The round table "World class strategies for building cyber resilient organisations" is an initiative of CIONET in partnership with Dell and VMWare.
Cyberattacks: The question is no longer 'if' it will happen but 'when' it will happen (Luc Verbist,Greenyard).
As the title indicated, this round table of 12 CIOs and CISOs dived into the question 'how to minimise the impact of a cyber-attack and assure business to continue as effectively as possible?'.
According to Patrick Van den Branden, Group IT Security Officer at Euroports Belgium, the likelihood of a cyber-attack is no longer even in question. The examples in the sector are legion. Together with the entire management, a cyber strategy was drafted: 'entire' because it requires a team effort from the whole organisation, and 'management' because the exercise has to be steered top-down in the first place. Patrick also sees it as a 'step-by-step’ process. He uses the metaphor of a ladder of which the first step has to be low enough to reach. That process starts with identifying the risks. Then, by estimating the potential business impact. After which, a list of mitigation actions is drawn up, with particular attention to protecting the 'crown jewels, i.e. the most critical business activities. The actions are situated on three axes: 1. The Human axis: Constantly working on awareness throughout the organisation; 2. The Technology axis: choosing the suitable technological systems and tools (SIEM, SOC,...) and 3. The axis of Governance: setting up IT security policies, Incident response plans, BCP and DRP,...
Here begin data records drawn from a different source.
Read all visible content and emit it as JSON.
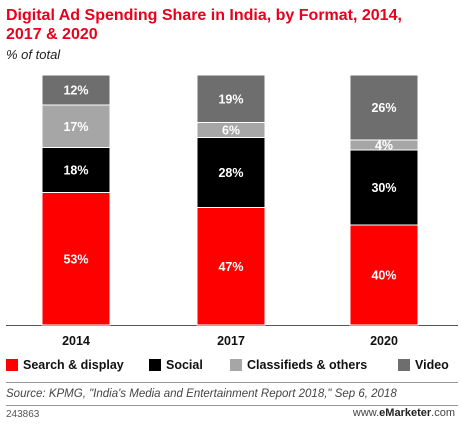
{
  "header": {
    "title": "Digital Ad Spending Share in India, by Format, 2014, 2017 & 2020",
    "subtitle": "% of total"
  },
  "colors": {
    "search_display": "#ff0000",
    "social": "#000000",
    "classifieds": "#a6a6a6",
    "video": "#6e6e6e",
    "title": "#e8001c"
  },
  "chart_data": {
    "type": "bar",
    "stacked": true,
    "title": "Digital Ad Spending Share in India, by Format, 2014, 2017 & 2020",
    "subtitle": "% of total",
    "categories": [
      "2014",
      "2017",
      "2020"
    ],
    "series": [
      {
        "name": "Search & display",
        "values": [
          53,
          47,
          40
        ],
        "labels": [
          "53%",
          "47%",
          "40%"
        ]
      },
      {
        "name": "Social",
        "values": [
          18,
          28,
          30
        ],
        "labels": [
          "18%",
          "28%",
          "30%"
        ]
      },
      {
        "name": "Classifieds & others",
        "values": [
          17,
          6,
          4
        ],
        "labels": [
          "17%",
          "6%",
          "4%"
        ]
      },
      {
        "name": "Video",
        "values": [
          12,
          19,
          26
        ],
        "labels": [
          "12%",
          "19%",
          "26%"
        ]
      }
    ],
    "ylim": [
      0,
      100
    ],
    "grid": false,
    "legend_position": "bottom"
  },
  "legend": {
    "items": [
      "Search & display",
      "Social",
      "Classifieds & others",
      "Video"
    ]
  },
  "footer": {
    "source": "Source: KPMG, \"India's Media and Entertainment Report 2018,\" Sep 6, 2018",
    "chart_id": "243863",
    "brand_prefix": "www.",
    "brand_name": "eMarketer",
    "brand_suffix": ".com"
  }
}
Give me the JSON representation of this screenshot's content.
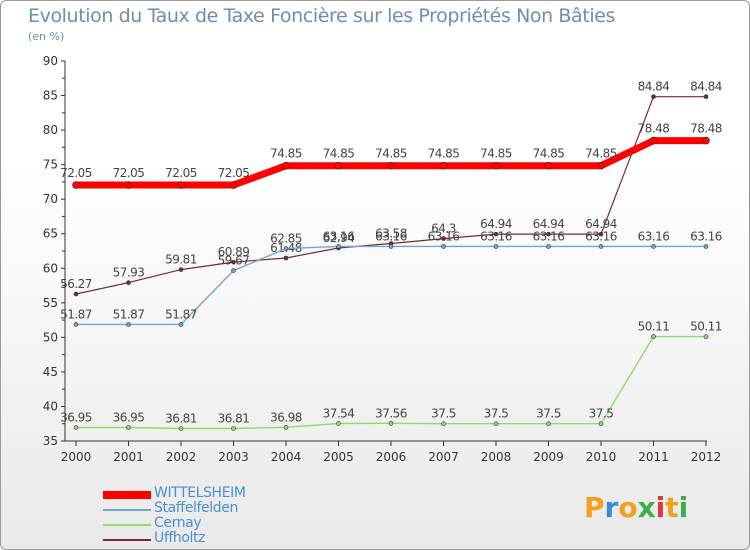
{
  "header": {
    "title": "Evolution du Taux de Taxe Foncière sur les Propriétés Non Bâties",
    "unit": "(en %)"
  },
  "brand": {
    "letters": [
      "P",
      "r",
      "o",
      "x",
      "i",
      "t",
      "i"
    ],
    "colors": [
      "#f2a11f",
      "#2f8fd6",
      "#f2a11f",
      "#3bb04a",
      "#d93a3a",
      "#f2a11f",
      "#3bb04a"
    ]
  },
  "chart_data": {
    "type": "line",
    "x": [
      "2000",
      "2001",
      "2002",
      "2003",
      "2004",
      "2005",
      "2006",
      "2007",
      "2008",
      "2009",
      "2010",
      "2011",
      "2012"
    ],
    "ylim": [
      35,
      90
    ],
    "yticks": [
      "35",
      "40",
      "45",
      "50",
      "55",
      "60",
      "65",
      "70",
      "75",
      "80",
      "85",
      "90"
    ],
    "grid": false,
    "legend_position": "bottom-left",
    "series": [
      {
        "name": "Uffholtz",
        "color": "#7a2a2a",
        "stroke": 1.2,
        "marker": 4,
        "values": [
          56.27,
          57.93,
          59.81,
          60.89,
          61.48,
          62.94,
          63.58,
          64.3,
          64.94,
          64.94,
          64.94,
          84.84,
          84.84
        ],
        "labels": [
          "56.27",
          "57.93",
          "59.81",
          "60.89",
          "61.48",
          "62.94",
          "63.58",
          "64.3",
          "64.94",
          "64.94",
          "64.94",
          "84.84",
          "84.84"
        ]
      },
      {
        "name": "Cernay",
        "color": "#8fdc6c",
        "stroke": 1.4,
        "marker": 4,
        "values": [
          36.95,
          36.95,
          36.81,
          36.81,
          36.98,
          37.54,
          37.56,
          37.5,
          37.5,
          37.5,
          37.5,
          50.11,
          50.11
        ],
        "labels": [
          "36.95",
          "36.95",
          "36.81",
          "36.81",
          "36.98",
          "37.54",
          "37.56",
          "37.5",
          "37.5",
          "37.5",
          "37.5",
          "50.11",
          "50.11"
        ]
      },
      {
        "name": "Staffelfelden",
        "color": "#6fa6d6",
        "stroke": 1.4,
        "marker": 4,
        "values": [
          51.87,
          51.87,
          51.87,
          59.67,
          62.85,
          63.16,
          63.16,
          63.16,
          63.16,
          63.16,
          63.16,
          63.16,
          63.16
        ],
        "labels": [
          "51.87",
          "51.87",
          "51.87",
          "59.67",
          "62.85",
          "63.16",
          "63.16",
          "63.16",
          "63.16",
          "63.16",
          "63.16",
          "63.16",
          "63.16"
        ]
      },
      {
        "name": "WITTELSHEIM",
        "color": "#ff0000",
        "stroke": 7,
        "marker": 7,
        "values": [
          72.05,
          72.05,
          72.05,
          72.05,
          74.85,
          74.85,
          74.85,
          74.85,
          74.85,
          74.85,
          74.85,
          78.48,
          78.48
        ],
        "labels": [
          "72.05",
          "72.05",
          "72.05",
          "72.05",
          "74.85",
          "74.85",
          "74.85",
          "74.85",
          "74.85",
          "74.85",
          "74.85",
          "78.48",
          "78.48"
        ]
      }
    ]
  },
  "legend": [
    {
      "name": "WITTELSHEIM",
      "color": "#ff0000"
    },
    {
      "name": "Staffelfelden",
      "color": "#6fa6d6"
    },
    {
      "name": "Cernay",
      "color": "#8fdc6c"
    },
    {
      "name": "Uffholtz",
      "color": "#7a2a2a"
    }
  ]
}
Finally, Patrick states that you cannot buy a Cyber Security Culture anyway. It is a process that takes three to five years. It should push the organisation to a higher cyber maturity level: from awareness and over behaviour to ideally arriving at a new normal.
An interesting comment from the group was the importance and priority that must be given to the 'inside threats'. The company's employees, especially the IT teams, with their privileged access rights and position of power, require a special monitoring and security approach.
Luc Verbist, Group IT Director of Greenyard, testified about their systematic approach, using the NIST framework in a structured way, although adapted to the specific context and priorities of Greenyard. And since the Greenyard group is a highly decentralised environment, there is a substantial investment in the necessary programmes that make it possible to 'measure' (and know) throughout the organisation. Of course, all measures come at a cost. Clear agreements are thus made with the board. Agreements are also made with customers, suppliers and partners to guarantee continuity as best as possible. And Greenyard is not averse to keeping 'manual' systems on hand 'just in case’. According to Luc, it is a must - certainly in their sector - that the entire supply chain (from supplier to customer) is involved in order to achieve effective results.
Wim Van Langenhove, IT Area Lead Security & IT Risk at ING Belgium, endorsed the added value of the NIST framework, which has also served as the basis of ING's own framework. Wim then went into more detail about their Foundation Controls: the quality of the CMDB, which is crucial, the Risk Measurement Model that goes with it, the classification (CIA rating) of the different applications based on their importance to the business. As part of their cybercrime resilience programme, the controls were defined at both group and local levels in collaboration with the CISOs. Cybercrime scenarios are analysed together, run-books are defined so that all teams know exactly what to do in each scenario. And DDOS attacks are regularly simulated to thoroughly test the systems. Suppliers' contracts are also systematically scrutinised with the request to modify them if they do not perfectly pass the joint exercise with different use cases.
Incidentally, Wim confirmed - as also reported in the media recently - that ING, together with Microsoft, has set up an online training platform for IT security with a view to training cyber experts (see link for De Tijd readers); an investment that can also contribute to the shortage of cyber security skills in the market in the longer term.
Steve Kenis, Sales Manager Benelux Data Protection Solutions (DPS) at Dell Technologies, partner of this roundtable, summarised the core conclusion nicely with the witticism that 'cyber security is the new disaster recovery. In other words, most organisations do indeed have robust detection capabilities, but the key question remains how an organisation can recover if there is a blockage. Frameworks such as NIST certainly have their added value, but companies must make their own solutions based on the consideration of risks versus costs. And above all, keep an eye on safeguarding the crown jewels. When assessing the investments of proper cyber security, one should always make sure they are weighed against the costs of a real worst-case scenario happening.